The contemplation of “haunting” their family(ies), always there but never allowed in, was heart wrenching. As was the reflection on searching for love by trying to become what you think a person wants/needs, losing yourself in the process, and the inevitability of failure there. And the fact that that was learned (communicated and internalized), and nothing better was taught, and so the duality of victim and fault in that inevitability that exists is so much. Relatedly touched on, in a tragic and painful way, is the concept of disassociation and other negative coping mechanisms as unavoidable byproducts of myriad relationships without love (upbringing, structural, fetishization). 

And finally, because it is so deeply the starting point for all this trauma, I find that I want to point out one more time the way simpson calls out, calls to account, the legacy of how colonial and western religious thought was forced upon indigenous people. They illustrate, with no gentling, the way families/traditions are still lost and un-whole as a result, the [unnecessary] legacy of pain and damage and forsaking of one’s own heritage that have become contemporary truth. And yet, they still end the collection with a section of poems highlighted a return to that heritage, a reclaiming and relearning that holds a well of hope for a future of reconnection and freedom. And that hope is a dream and a rescue simply in its ability to exist.  Glorious. 

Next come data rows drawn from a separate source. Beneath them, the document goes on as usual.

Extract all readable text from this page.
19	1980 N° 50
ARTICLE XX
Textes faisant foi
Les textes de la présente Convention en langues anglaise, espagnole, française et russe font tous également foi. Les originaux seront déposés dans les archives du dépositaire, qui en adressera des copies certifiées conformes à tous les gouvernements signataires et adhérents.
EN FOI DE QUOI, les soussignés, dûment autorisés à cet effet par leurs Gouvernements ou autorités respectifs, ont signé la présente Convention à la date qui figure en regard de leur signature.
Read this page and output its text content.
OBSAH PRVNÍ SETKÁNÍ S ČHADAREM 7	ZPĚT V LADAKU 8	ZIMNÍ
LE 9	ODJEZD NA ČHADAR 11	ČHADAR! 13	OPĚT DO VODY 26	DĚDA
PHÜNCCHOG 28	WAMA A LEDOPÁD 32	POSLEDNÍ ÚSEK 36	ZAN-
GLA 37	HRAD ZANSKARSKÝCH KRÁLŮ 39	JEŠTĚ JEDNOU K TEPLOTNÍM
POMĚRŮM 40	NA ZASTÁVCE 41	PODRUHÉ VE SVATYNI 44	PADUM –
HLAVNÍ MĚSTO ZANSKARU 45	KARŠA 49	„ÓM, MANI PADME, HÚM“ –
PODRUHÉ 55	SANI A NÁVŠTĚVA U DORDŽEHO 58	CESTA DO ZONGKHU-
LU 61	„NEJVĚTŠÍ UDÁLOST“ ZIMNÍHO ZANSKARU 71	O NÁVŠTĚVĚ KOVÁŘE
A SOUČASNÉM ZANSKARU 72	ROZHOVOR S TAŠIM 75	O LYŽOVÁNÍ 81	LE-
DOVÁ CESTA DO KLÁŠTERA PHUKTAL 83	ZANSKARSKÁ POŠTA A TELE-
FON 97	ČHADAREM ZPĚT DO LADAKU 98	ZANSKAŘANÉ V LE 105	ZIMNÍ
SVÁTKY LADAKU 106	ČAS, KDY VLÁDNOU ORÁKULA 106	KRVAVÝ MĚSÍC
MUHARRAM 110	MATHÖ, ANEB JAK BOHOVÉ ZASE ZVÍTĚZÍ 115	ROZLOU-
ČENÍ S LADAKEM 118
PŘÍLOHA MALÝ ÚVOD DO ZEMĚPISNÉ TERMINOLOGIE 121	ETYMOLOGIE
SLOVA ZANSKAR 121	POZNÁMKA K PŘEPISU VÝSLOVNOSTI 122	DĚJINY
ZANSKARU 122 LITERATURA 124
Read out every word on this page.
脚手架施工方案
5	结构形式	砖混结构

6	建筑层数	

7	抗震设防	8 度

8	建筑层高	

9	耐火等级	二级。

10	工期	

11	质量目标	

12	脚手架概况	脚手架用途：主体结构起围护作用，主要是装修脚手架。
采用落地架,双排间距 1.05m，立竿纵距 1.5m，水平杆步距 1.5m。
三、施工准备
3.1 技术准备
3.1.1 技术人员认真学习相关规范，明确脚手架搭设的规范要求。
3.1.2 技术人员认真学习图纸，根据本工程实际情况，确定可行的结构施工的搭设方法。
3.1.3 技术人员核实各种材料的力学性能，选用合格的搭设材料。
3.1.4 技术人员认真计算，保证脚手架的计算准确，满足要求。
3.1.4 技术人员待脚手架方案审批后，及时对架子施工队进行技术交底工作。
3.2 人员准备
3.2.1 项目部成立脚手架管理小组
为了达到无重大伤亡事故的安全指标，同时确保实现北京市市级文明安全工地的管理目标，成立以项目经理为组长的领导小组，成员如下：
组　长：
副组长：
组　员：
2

I think I have done this the last few times I’ve read poetry collections, so I’ll continue the trend here. There were a few poems that I particularly liked or had more reactions to or can’t quite get out of my head, so I wanted to just list those titles, for “posterity.”  Overall, all of part one just really rocked my world. “sea glass,” “teeth & sharp bones (a dialogue),” and “haunting (a poem in six parts)” are all from that first section and are really probably my favorite three from the collection. In addition, “beast,” “queer//rition,” and “about the ones i want to love,” were all 
especially moving. If you’ve read this, which sections or poems were your favorites? 

“i think they understand enough / when i cry out for home//land – / desperate in this diaspora: ravenous / to belong to a before.”

“…be it the malleable nature / of wanting, or the severity / of delusion: sometimes you want / to be wanted so badly / you forget yourself.”